Finally following up on the ODB High Availability topic from Zato general architecture questions, I discovered about MySQL InnoDB Cluster, and since it’s already in GA and has no custom external solution to make it HA, I tried to create an environment similar to my production one in my laboratory:
3 servers, each with a:
- zato server (2.0.7, since it’s the version I’m using at production right now) with 2 workers;
- zato load balancer;
- redis with sentinel;
- mysql using innodb clustering + mysql router;
Since using InnoDB Cluster there is a new component called MySQL Router, which abstracts the notion of the HA from the Zato, so in the server and webadmin configuration I just use the port from the local mysql router, and this module knows how to detect which server is the primary and changes the connection from one machine to the other in case of failure.
When all is up and running, everything seems smooth. If a secondary machine goes down, no problem, all continues to work, as expected. But when the primary goes down, we have some issues…
Before the node goes down, 2 out of the 3 servers keep logging the odb last_alive message, like below:
2018-01-11 11:16:51,279 - INFO - 7336:Dummy-17395 - zato.server.odb:22 - last_keep_alive:[2018-01-11 13:16:33], grace_time:[90], max_allowed:[2018-01-11 13:18:03], now:[2018-01-11 13:16:51.279006]
As soon as the primary goes down, we see some stack traces, generally with the message “Lost connection to MySQL server during query” (complete stack traces from one of the servers will be pasted at the end) or redis unavailable messages (since it takes sometime for the redis to redirect the master to another machine).
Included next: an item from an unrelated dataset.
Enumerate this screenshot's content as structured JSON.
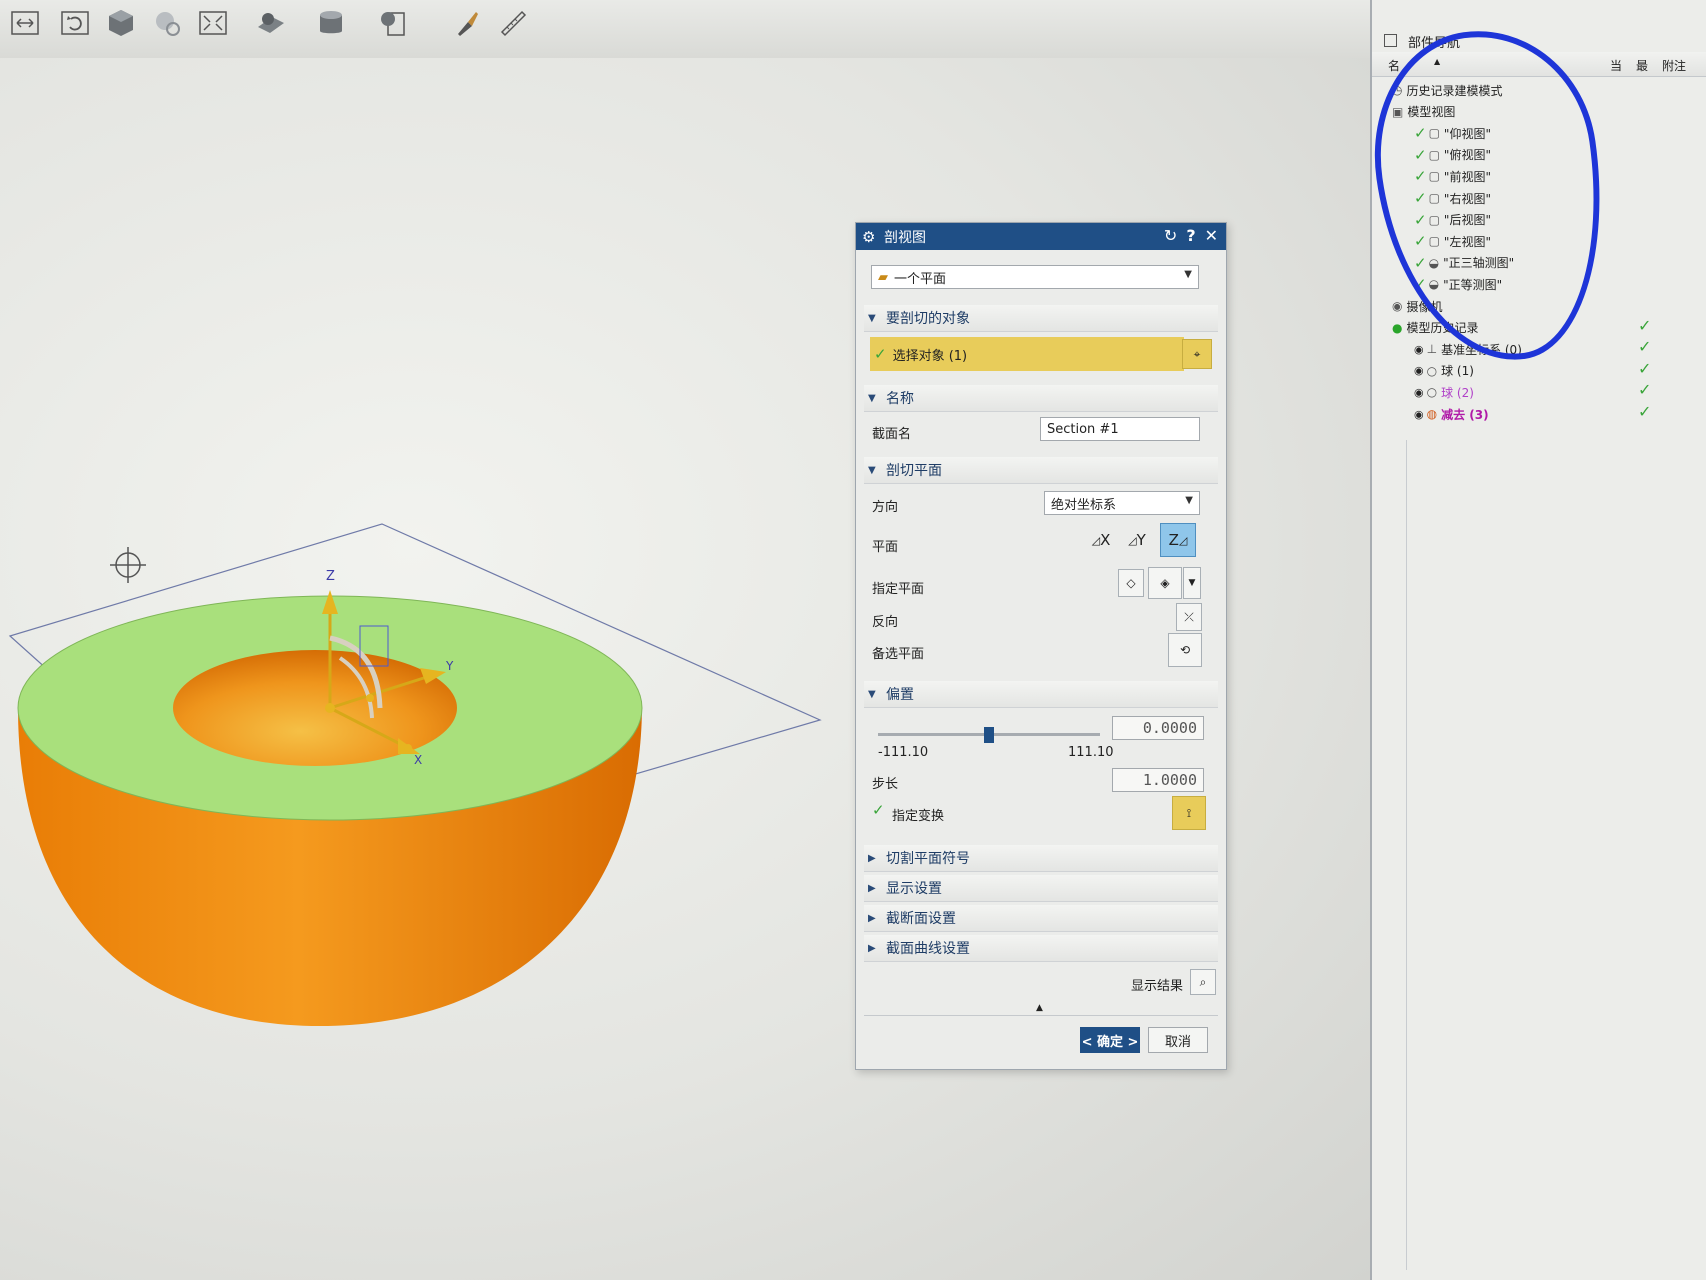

After a couple of minutes the traces stop, since I imagine each connection to the ODB manages to be reconnected with another server which is now the new primary. But when this happens, the servers do not log the last_alive message and the scheduled services do not run. The logs actually stop printing anything except for messages logged for any service called externally. Calling a service of mine works normally, acessing Redis data without any issue.
In my test scenario I created a new scheduled service and it never fired, even when clicking on the execute button. When I brought the down machine back up, it rejoined the cluster and started working with the scheduled jobs.
This translates to a HA scenario which still would need human intervention for restarting the remaining servers when the primary ODB machine goes down, which is not ideal.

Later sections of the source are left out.